Blanc, noir, jaune, gris : si l’ambre des formulations magistrales se parait au XVIIe siècle de couleurs associées à des ingrédients divers, c’est bien l’ambre gris qui retenait alors l’attention de Madame de Sévigné qui nous a légué de précieuses observations sur les médicaments dont elle faisait grand cas et dont l’ambre constituait l’un des principes actifs les plus mystérieux. Pendant des siècles, il fut impossible de s’accorder sur la nature de cette substance trouvée sur les plages ou flottant sur les mers…
Ainsi, le voyageur Jean Chardin (1643-1713) rapporte dans ses Voyages de monsieur le chevalier Chardin en Perse et autres lieux de l’Orient qu’un auteur persan fait de l’ambre une espèce de naphte surgissant comme une fontaine au fond de la mer… À la même époque, le pharmacien Nicolas Lémery (1645-1715) le décrit comme « une matière précieuse, sèche, presque aussi dure que la pierre, légère, opaque, grise, odorante, qui se trouve en morceaux de différentes grosseurs, flottant sur les eaux en divers endroits de l’océan », ajoutant que « lorsque par la fermentation, on a mis ses parties en mouvement, il en exhale des soufres qui chatouillent fort agréablement le nerf de l’odorat ». À l’Âge Classique, l’ambre gris est probablement « la marchandise la plus précieuse et la plus chère que nous ayons en France » à en croire un autre apothicaire, Pierre Pomet (1658-1699), ajoutant que c’est « la drogue la moins connue et dont la nature et l’origine sont les plus contestées ». Les hypothèses avaient alors de quoi surprendre : écume durcie par le soleil ? Sécrétion de veaux marins condensée ? Excréments de quelque Léviathan ? Dérivé des rayons de cire et de miel que des abeilles faisaient sur des falaises surplombant la « mer des Indes » comme l’imaginait Lémery ? Qu’importe : dotée de multiples « vertus et facultés », cette substance « donnait de la vigueur pour l’acte vénérien aux hommes et aux femmes », « fortifiait le cœur et le cerveau et toutes les parties nobles », à la dose d’une à huit gouttes mélangée à quelque « liqueur cordiale ». Et, à défaut, il suffisait de la renifler pour en tirer les qualités…
Dans l’intestin du cachalot
Il fallut attendre le XVIIIe siècle et l’intensification de la chasse à la baleine pour qu’enfin soit percé le secret de l’ambre.
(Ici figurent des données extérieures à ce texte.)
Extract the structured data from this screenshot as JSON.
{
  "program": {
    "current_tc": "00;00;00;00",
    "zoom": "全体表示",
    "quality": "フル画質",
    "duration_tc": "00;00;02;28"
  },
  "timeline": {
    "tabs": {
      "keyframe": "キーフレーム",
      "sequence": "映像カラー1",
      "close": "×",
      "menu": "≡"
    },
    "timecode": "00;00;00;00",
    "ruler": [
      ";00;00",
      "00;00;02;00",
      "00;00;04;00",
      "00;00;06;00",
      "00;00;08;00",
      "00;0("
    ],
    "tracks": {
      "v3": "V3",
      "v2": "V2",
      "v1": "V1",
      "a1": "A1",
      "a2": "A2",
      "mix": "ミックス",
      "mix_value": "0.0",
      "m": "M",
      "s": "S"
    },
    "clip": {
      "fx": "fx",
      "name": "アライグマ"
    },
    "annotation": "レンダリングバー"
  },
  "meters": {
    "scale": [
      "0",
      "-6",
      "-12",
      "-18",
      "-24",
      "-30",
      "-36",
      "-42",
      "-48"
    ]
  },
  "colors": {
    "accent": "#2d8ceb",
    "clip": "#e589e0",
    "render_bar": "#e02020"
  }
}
Ni miel, ni écume : l’ambre natif était retrouvé dans l’intestin du cachalot. Une partie du mystère perdura longtemps encore car l’on ignorait pourquoi cet animal produisait cette substance particulière (en 1955 encore, La Nouvelle Officine ménageait l’opportunité de le tenir comme un agglomérat calcifié ou un calcul intestinal ou pancréatique du cétacé). En 1820, les pharmaciens Joseph Bienaimé Caventou et Pierre-Joseph Pelletier en isolèrent son constituant principal : une substance inodore, l’ambréine.
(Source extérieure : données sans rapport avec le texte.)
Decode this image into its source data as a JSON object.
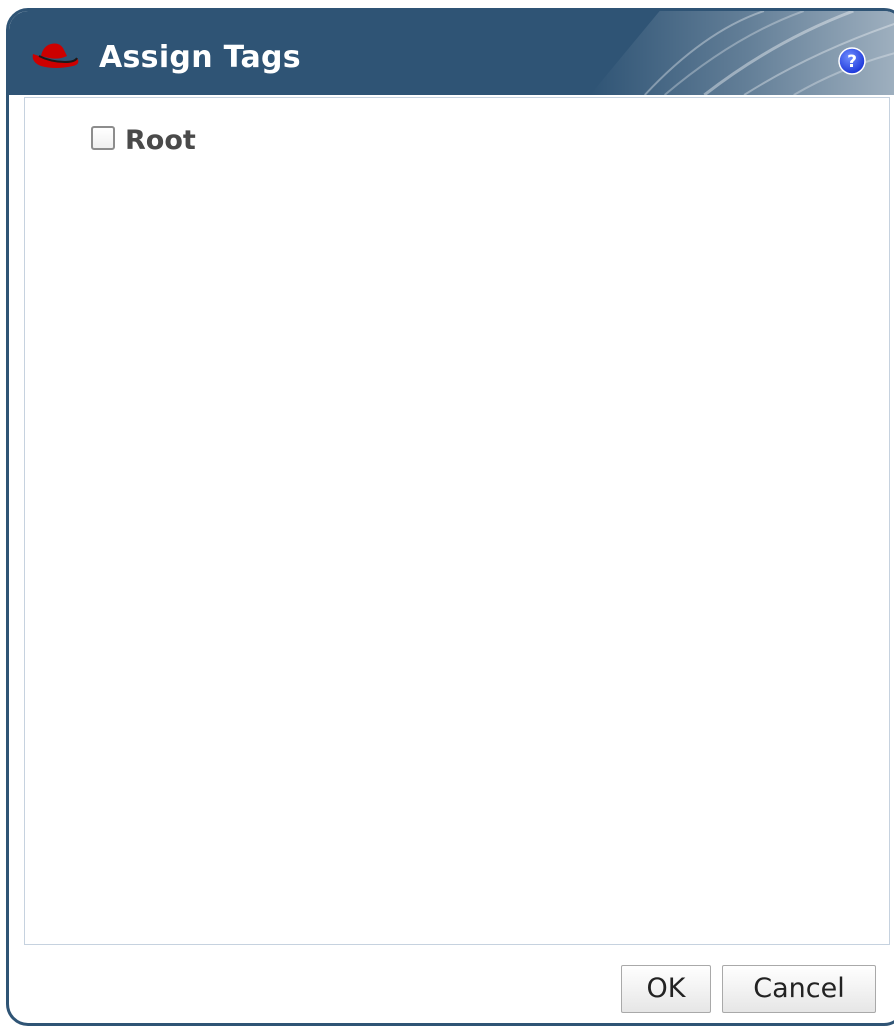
{
  "dialog": {
    "title": "Assign Tags",
    "help_icon": "question-mark-icon",
    "logo_icon": "red-hat-logo-icon",
    "header_color": "#2f5475",
    "accent_color": "#cc0000"
  },
  "tags": {
    "items": [
      {
        "label": "Root",
        "checked": false
      }
    ]
  },
  "footer": {
    "ok_label": "OK",
    "cancel_label": "Cancel"
  }
}
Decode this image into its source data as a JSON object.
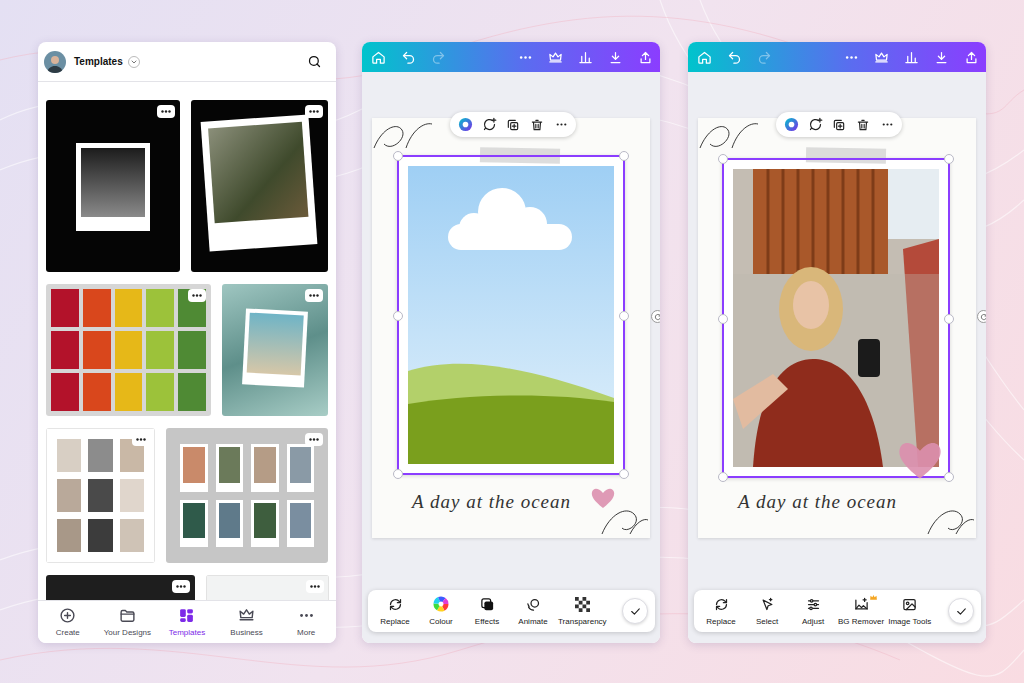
{
  "templates_screen": {
    "title": "Templates",
    "nav": [
      {
        "label": "Create",
        "selected": false
      },
      {
        "label": "Your Designs",
        "selected": false
      },
      {
        "label": "Templates",
        "selected": true
      },
      {
        "label": "Business",
        "selected": false
      },
      {
        "label": "More",
        "selected": false
      }
    ]
  },
  "editors": [
    {
      "kind": "illustration",
      "redo_enabled": false,
      "design_text": "A day at the ocean",
      "tools": [
        {
          "label": "Replace",
          "premium": false
        },
        {
          "label": "Colour",
          "premium": false
        },
        {
          "label": "Effects",
          "premium": false
        },
        {
          "label": "Animate",
          "premium": false
        },
        {
          "label": "Transparency",
          "premium": false
        }
      ]
    },
    {
      "kind": "photo",
      "redo_enabled": false,
      "design_text": "A day at the ocean",
      "tools": [
        {
          "label": "Replace",
          "premium": false
        },
        {
          "label": "Select",
          "premium": false
        },
        {
          "label": "Adjust",
          "premium": false
        },
        {
          "label": "BG Remover",
          "premium": true
        },
        {
          "label": "Image Tools",
          "premium": false
        }
      ]
    }
  ]
}
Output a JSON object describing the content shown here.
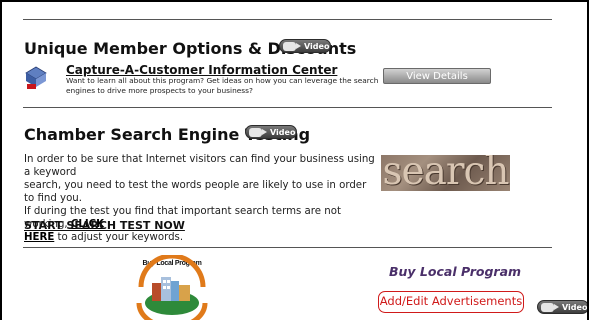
{
  "member_section": {
    "title": "Unique Member Options & Discounts",
    "video_label": "Video",
    "capture": {
      "title": "Capture-A-Customer Information Center",
      "description_line1": "Want to learn all about this program? Get ideas on how you can leverage the search",
      "description_line2": "engines to drive more prospects to your business?",
      "button_label": "View Details"
    }
  },
  "search_section": {
    "title": "Chamber Search Engine Testing",
    "video_label": "Video",
    "line1": "In order to be sure that Internet visitors can find your business using a keyword",
    "line2": "search, you need to test the words people are likely to use in order to find you.",
    "line3_prefix": "If during the test you find that important search terms are not working, ",
    "click": "CLICK",
    "here": "HERE",
    "line4_suffix": " to adjust your keywords.",
    "start_link": "START SEARCH TEST NOW",
    "image_word": "search"
  },
  "buy_local": {
    "logo_text": "Buy Local Program",
    "title": "Buy Local Program",
    "add_edit_label": "Add/Edit Advertisements",
    "video_label": "Video"
  }
}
Initialement brun foncé, l’ambre vire au gris sous l’action de l’eau, du soleil et de l’air, alors que sa dégradation libère un mélange de composés inodores ou, comme l’ambroxide, puissamment odorants. Essentiellement trouvé sur les côtes de l’Océan Indien, il s’y échoue après une dérive qu’autorise sa faible densité (mais un poids moyen de quelques dizaines de kilogrammes). On sait désormais qu’il s’agit d’une concrétion produite probablement en réaction aux lésions que détermine dans l’intestin du cachalot l’accumulation des becs des calmars de grandes profondeurs constituant l’essentiel de son régime.
C’est au milieu du XXe siècle que l’on vit apparaître sur le marché des « ambres » de synthèse, dont l’ambroxide utilisé depuis en parfumerie et commercialisé sous divers noms (Ambrox, Ambroxan, etc.) : Stoll et Hinder, les premiers, mirent au point en 1949 sa production à partir du sclaréol, un terpène de l’huile essentielle de la sauge sclarée.